South African independent Wealth Managers and Financial Planners are finding themselves under huge pressure, due to shrinking margins and the increased burden of compliance. Most small firms operate on very low margins, while the cost of compliance is rising and eating into their profits. Few value their own time accurately, which limits their own earning potential and many take on more clients than they can effectively focus on, losing the ability to deliver personal attention that made them successful in the first place. And most worryingly, few independent advisors have effective exit strategies and succession planning in place.
One solution is a merger model, in which smaller firms merge with larger ones. This addresses all eventualities and is proving the most beneficial for smaller firms with less than R10m in turnover. It increases margins and earnings and frees the advisor to focus on what he/she loves doing and is good at – advising clients.
Here are three ways a merger model is making business life easier for financial advisor businesses:
It takes care of admin and overheads – so you can take care of clients
Merger models often allow advisors to bring their own clients aboard and focus on their wellbeing, while handing over costly and onerous admin and overheads a support team. In the case of GCI’s merger model, for example, the merged firms are supported by asset consulting and sales support, full back-office support, and various systems including ALM, prospect and commissions systems. Advisors also benefit from an advanced, consolidated, paperless reporting system, which enhances reporting and improves client experience. GCI’s experience is that independents who merge with them retain their existing clients and grow their revenue significantly after merging whereas when an independent sells his or her book to another company or individual, around 30% of the client base is eroded.
It turns advisors into true business owners
A merger model can create an income for life for Wealth Managers, through annuity retirement revenue at any age and for six years after death. “The merger model turns advisors into business owners who almost always earn better net revenues after retirement than they earned working full time,” says GCI CEO Alex Cook.

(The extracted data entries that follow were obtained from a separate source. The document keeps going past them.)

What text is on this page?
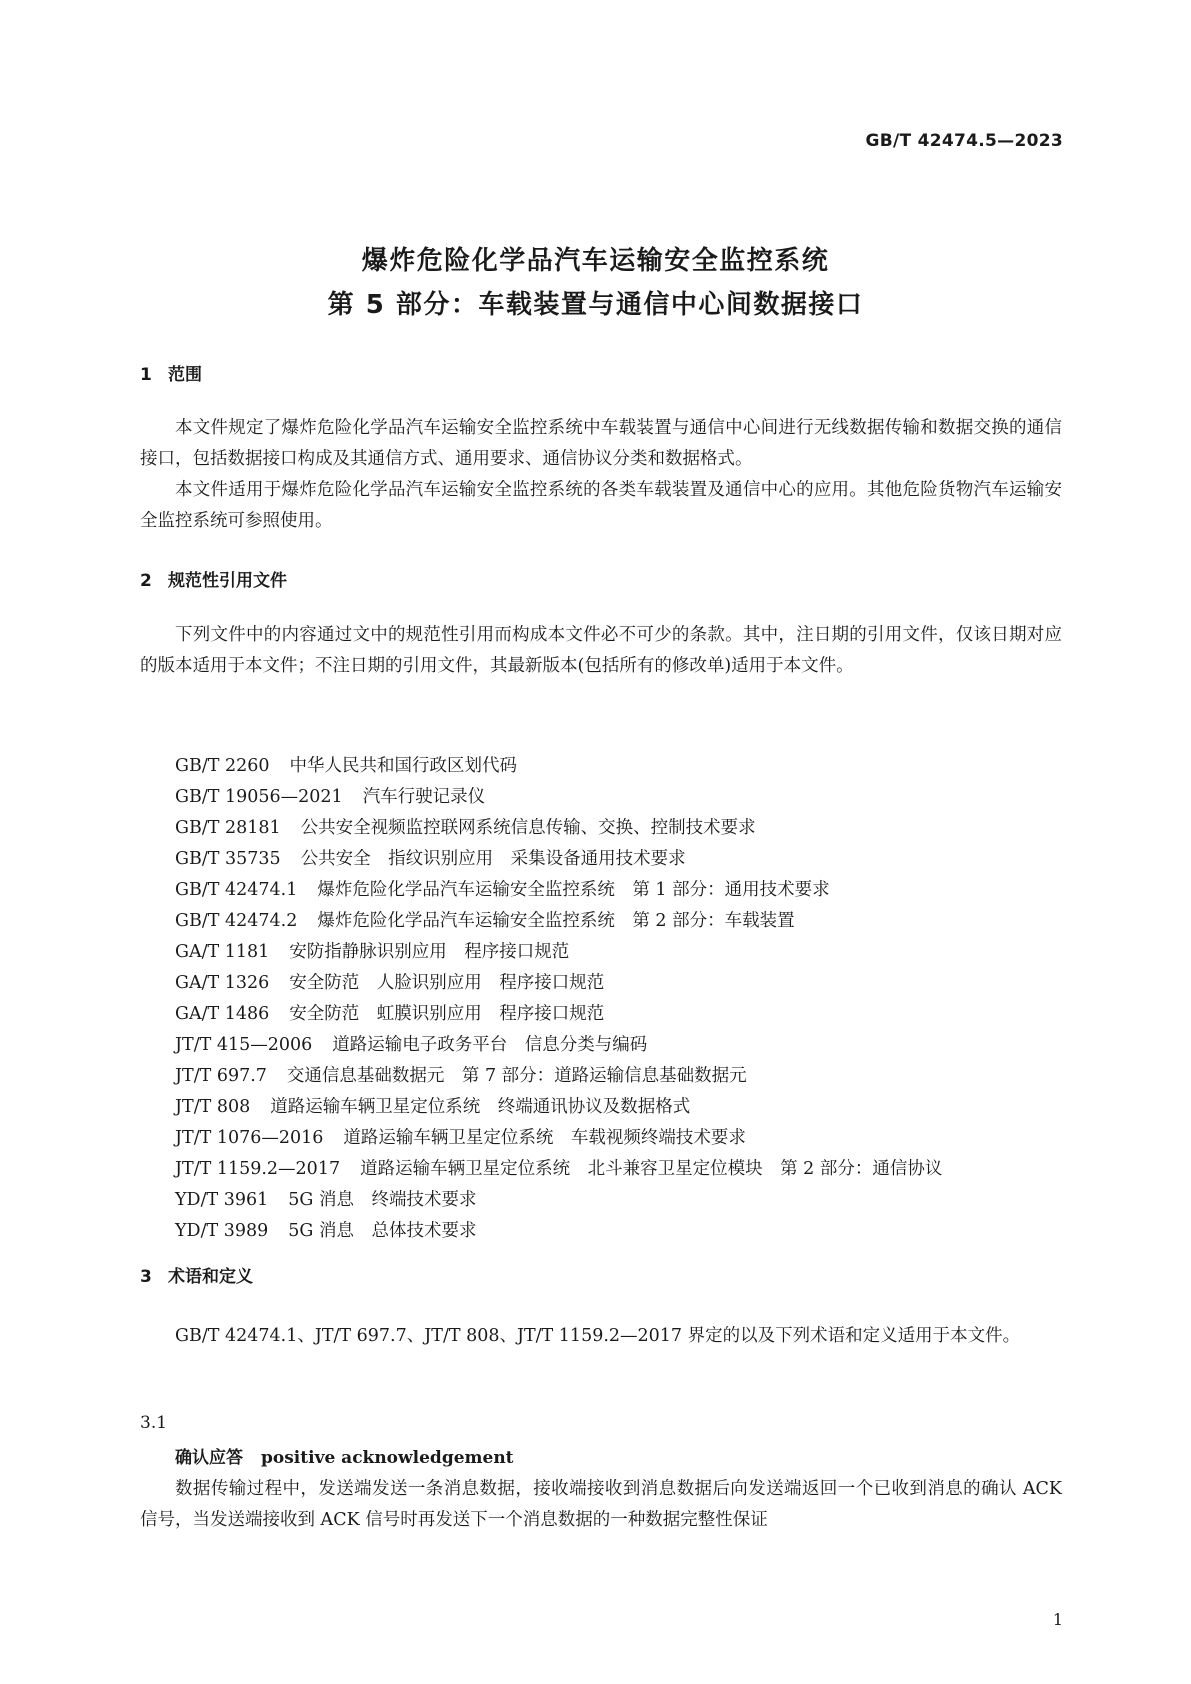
GB/T 42474.5—2023
爆炸危险化学品汽车运输安全监控系统
第 5 部分：车载装置与通信中心间数据接口
1 范围

本文件规定了爆炸危险化学品汽车运输安全监控系统中车载装置与通信中心间进行无线数据传输和数据交换的通信接口，包括数据接口构成及其通信方式、通用要求、通信协议分类和数据格式。

本文件适用于爆炸危险化学品汽车运输安全监控系统的各类车载装置及通信中心的应用。其他危险货物汽车运输安全监控系统可参照使用。

2 规范性引用文件

下列文件中的内容通过文中的规范性引用而构成本文件必不可少的条款。其中，注日期的引用文件，仅该日期对应的版本适用于本文件；不注日期的引用文件，其最新版本(包括所有的修改单)适用于本文件。

GB/T 2260 中华人民共和国行政区划代码
GB/T 19056—2021 汽车行驶记录仪
GB/T 28181 公共安全视频监控联网系统信息传输、交换、控制技术要求
GB/T 35735 公共安全　指纹识别应用　采集设备通用技术要求
GB/T 42474.1 爆炸危险化学品汽车运输安全监控系统　第 1 部分：通用技术要求
GB/T 42474.2 爆炸危险化学品汽车运输安全监控系统　第 2 部分：车载装置
GA/T 1181 安防指静脉识别应用　程序接口规范
GA/T 1326 安全防范　人脸识别应用　程序接口规范
GA/T 1486 安全防范　虹膜识别应用　程序接口规范
JT/T 415—2006 道路运输电子政务平台　信息分类与编码
JT/T 697.7 交通信息基础数据元　第 7 部分：道路运输信息基础数据元
JT/T 808 道路运输车辆卫星定位系统　终端通讯协议及数据格式
JT/T 1076—2016 道路运输车辆卫星定位系统　车载视频终端技术要求
JT/T 1159.2—2017 道路运输车辆卫星定位系统　北斗兼容卫星定位模块　第 2 部分：通信协议
YD/T 3961 5G 消息　终端技术要求
YD/T 3989 5G 消息　总体技术要求
3 术语和定义

GB/T 42474.1、JT/T 697.7、JT/T 808、JT/T 1159.2—2017 界定的以及下列术语和定义适用于本文件。

3.1
确认应答 positive acknowledgement

数据传输过程中，发送端发送一条消息数据，接收端接收到消息数据后向发送端返回一个已收到消息的确认 ACK 信号，当发送端接收到 ACK 信号时再发送下一个消息数据的一种数据完整性保证

1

It can help build a client list from early on
Merging with a larger firm doesn’t have to take place only toward the end of an advisor’s career. Joining a specialist operation early on not only takes care of succession planning, it means the financial planner has a solid platform for building a bigger client list with the help of other independents in the same stable, with a revenue-split agreement creating a new income stream. At the same time, he or she benefits enormously from shedding the burden of administration and compliance, and accessing the specialised asset consulting we can provide.